Tumor-infiltrating immune cells are feature of most solid tumors, can promote chemoresistance and metastasis in aggressive tumors, leading to awful clinical outcomes of cancer patients [6, 128]. It has been illustrated that tumor-infiltrating macrophages (TAMs) can directly induce PCSCs properties through the activation of STAT3 pathway. Conversely, STAT3⁺ CSCs enhance TAM-mediated immunosuppression. Furthermore, targeting TAMs by inhibiting either CSF1 receptor (CSF1R) or chemokine (C-C motif) receptor 2 (CCR2) decreases the numbers of pancreatic CSCs and improves chemotherapeutic efficacy in vivo. The PCSCs response efficiency to chemotherapeutic is highly related with TAMs [129].
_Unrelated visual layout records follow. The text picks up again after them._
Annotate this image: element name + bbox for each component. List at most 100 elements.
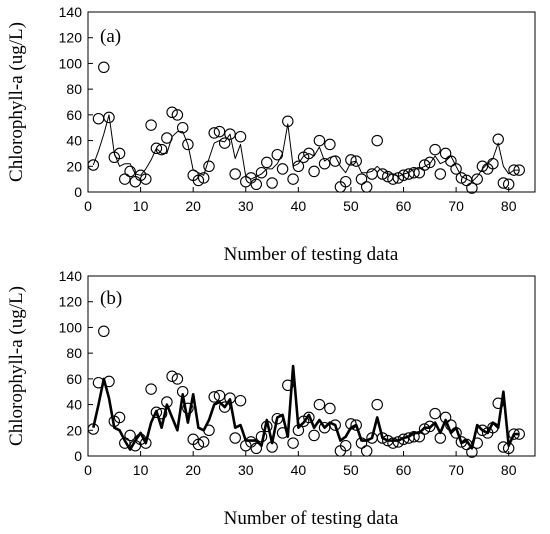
observed-point bbox=[471, 173, 483, 185]
x-tick-label: 40 bbox=[291, 462, 307, 478]
observed-point bbox=[424, 420, 436, 433]
observed-point bbox=[234, 130, 247, 143]
observed-point bbox=[87, 159, 100, 171]
observed-point bbox=[182, 402, 194, 415]
y-tick-label: 20 bbox=[66, 422, 82, 438]
axis-ticks-b: 0 20 40 60 80 100 120 140 0 10 20 30 40 50 60 70 80 bbox=[59, 268, 517, 478]
observed-point bbox=[208, 127, 220, 139]
observed-point bbox=[224, 392, 236, 404]
observed-point bbox=[145, 119, 157, 131]
observed-point bbox=[329, 155, 341, 167]
observed-point bbox=[492, 133, 504, 146]
observed-point bbox=[150, 406, 163, 419]
observed-point bbox=[455, 172, 468, 184]
observed-point bbox=[276, 427, 289, 439]
observed-point bbox=[455, 436, 468, 448]
observed-point bbox=[350, 419, 362, 431]
observed-point bbox=[276, 163, 289, 175]
observed-point bbox=[150, 142, 163, 155]
observed-point bbox=[502, 178, 515, 191]
observed-point bbox=[287, 173, 299, 185]
observed-point bbox=[434, 168, 447, 180]
observed-point bbox=[250, 442, 263, 455]
observed-point bbox=[371, 134, 383, 147]
y-axis-label-a: Chlorophyll-a (ug/L) bbox=[6, 22, 27, 182]
observed-point bbox=[376, 432, 389, 444]
observed-point bbox=[318, 157, 331, 170]
observed-point bbox=[92, 112, 105, 125]
observed-point bbox=[471, 437, 483, 449]
observed-point bbox=[434, 432, 447, 444]
observed-point bbox=[513, 428, 525, 440]
observed-point bbox=[271, 412, 284, 425]
observed-point bbox=[282, 379, 294, 392]
plot-frame-a bbox=[87, 11, 536, 193]
y-tick-label: 120 bbox=[59, 294, 83, 310]
y-tick-label: 100 bbox=[59, 319, 83, 335]
observed-point bbox=[145, 383, 157, 395]
predicted-line-a bbox=[92, 114, 520, 183]
observed-point bbox=[387, 437, 399, 449]
observed-point bbox=[360, 445, 373, 457]
observed-point bbox=[103, 111, 115, 124]
observed-point bbox=[487, 421, 499, 434]
observed-point bbox=[166, 370, 178, 383]
observed-point bbox=[439, 411, 452, 424]
observed-point bbox=[218, 401, 231, 413]
observed-point bbox=[450, 163, 462, 175]
observed-point bbox=[124, 429, 136, 442]
observed-point bbox=[203, 160, 215, 173]
y-tick-label: 40 bbox=[66, 397, 82, 413]
observed-point bbox=[508, 428, 520, 440]
observed-point bbox=[155, 143, 168, 156]
observed-point bbox=[339, 439, 352, 452]
observed-point bbox=[476, 160, 489, 173]
observed-point bbox=[303, 411, 315, 424]
observed-point bbox=[303, 147, 315, 160]
observed-point bbox=[213, 125, 226, 138]
observed-point bbox=[161, 396, 173, 408]
observed-point bbox=[355, 437, 368, 449]
observed-point bbox=[271, 148, 284, 161]
observed-point bbox=[387, 173, 399, 185]
observed-point bbox=[292, 160, 305, 173]
plot-frame-b bbox=[87, 275, 536, 457]
observed-point bbox=[313, 134, 326, 147]
x-tick-label: 60 bbox=[396, 462, 412, 478]
observed-point bbox=[329, 419, 341, 431]
observed-point bbox=[392, 436, 405, 448]
x-tick-label: 80 bbox=[501, 198, 517, 214]
x-axis-label-b: Number of testing data bbox=[224, 508, 399, 529]
observed-point bbox=[429, 143, 441, 156]
x-tick-label: 10 bbox=[133, 462, 149, 478]
observed-point bbox=[287, 437, 299, 449]
x-tick-label: 10 bbox=[133, 198, 149, 214]
x-axis-label-a: Number of testing data bbox=[224, 244, 399, 265]
x-tick-label: 30 bbox=[238, 198, 254, 214]
x-tick-label: 40 bbox=[291, 198, 307, 214]
observed-point bbox=[497, 441, 510, 453]
observed-point bbox=[366, 432, 378, 444]
observed-point bbox=[318, 421, 331, 434]
panel-label-b: (b) bbox=[100, 288, 122, 309]
observed-point bbox=[360, 181, 373, 193]
observed-point bbox=[487, 157, 499, 170]
observed-point bbox=[155, 407, 168, 420]
observed-point bbox=[429, 407, 441, 420]
observed-point bbox=[350, 155, 362, 167]
x-tick-label: 20 bbox=[185, 198, 201, 214]
x-tick-label: 70 bbox=[448, 462, 464, 478]
observed-point bbox=[197, 436, 210, 448]
observed-point bbox=[255, 430, 268, 443]
observed-point bbox=[324, 138, 336, 151]
observed-point bbox=[418, 423, 431, 435]
y-tick-label: 60 bbox=[66, 371, 82, 387]
panel-label-a: (a) bbox=[100, 26, 121, 47]
observed-point bbox=[313, 398, 326, 411]
observed-point bbox=[466, 446, 478, 458]
x-tick-label: 70 bbox=[448, 198, 464, 214]
observed-point bbox=[182, 138, 194, 151]
x-tick-label: 50 bbox=[343, 198, 359, 214]
observed-point bbox=[418, 159, 431, 171]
The self-renewal potential and resistance to traditional treatment suggest that maybe strategies targeting CSC will improve clinical outcomes. At first, surface proteins used to enrich for pancreatic CSCs maybe good targets for treatment of pancreatic CSCs. For example, inhibiting c-Met with XL18427 or Alk-4 and −7 with SB431542 can eliminate the CSCs in tumors and enhance the antitumor effect of gemcitabine, reducing tumor burden in mice [90]. In addition to reagents targeting surface proteins of PCSCs, several cellular signaling pathways regulating the self-renewal and proliferation ability of PCSCs may be a potential targets against CSCs. Feldmann and colleagues showed that inhibition of Hedgehog pathway reduces a process of PC metastases, which has been linked to the invasion of CSCs [130]. However, Mueller et al. have shown that neither hh inhibition alone nor rapamycin alone or as supplements to chemotherapy can effectively diminish the CSC pool [131]. Chemotherapy, only with the combined inhibition of hh and mTOR (mammalian target of rapamycin) pathway played a role in reducing the number of CSCs to virtually undetectable levels in vitro and in vivo and significantly prolonged survival of mice. However, CD24, CD44, ESA, CD133 and CXCR4 are also expressed on normal stem cells, which share many pathways with CSCs. Consequently, these reagents might lack important specificity in targeting CSCs. It is important to find out effective targeting strategies achieving the aim of tackling CSCs without harming normal stem cells. Besides, the enrichment of the CD44⁺CD24⁺ESA⁺ cells was observed after the ionizing radiation treatment in human primary pancreatic cancer xenografts. CD44 is required for post-radiation recurrence of xenograft tumors in mice. Antibody against CD44 eliminated bulk tumor cells as well as TICs from the tumors. Strategies to target CD44 might be developed to block post-radiotherapy recurrence in patients [132].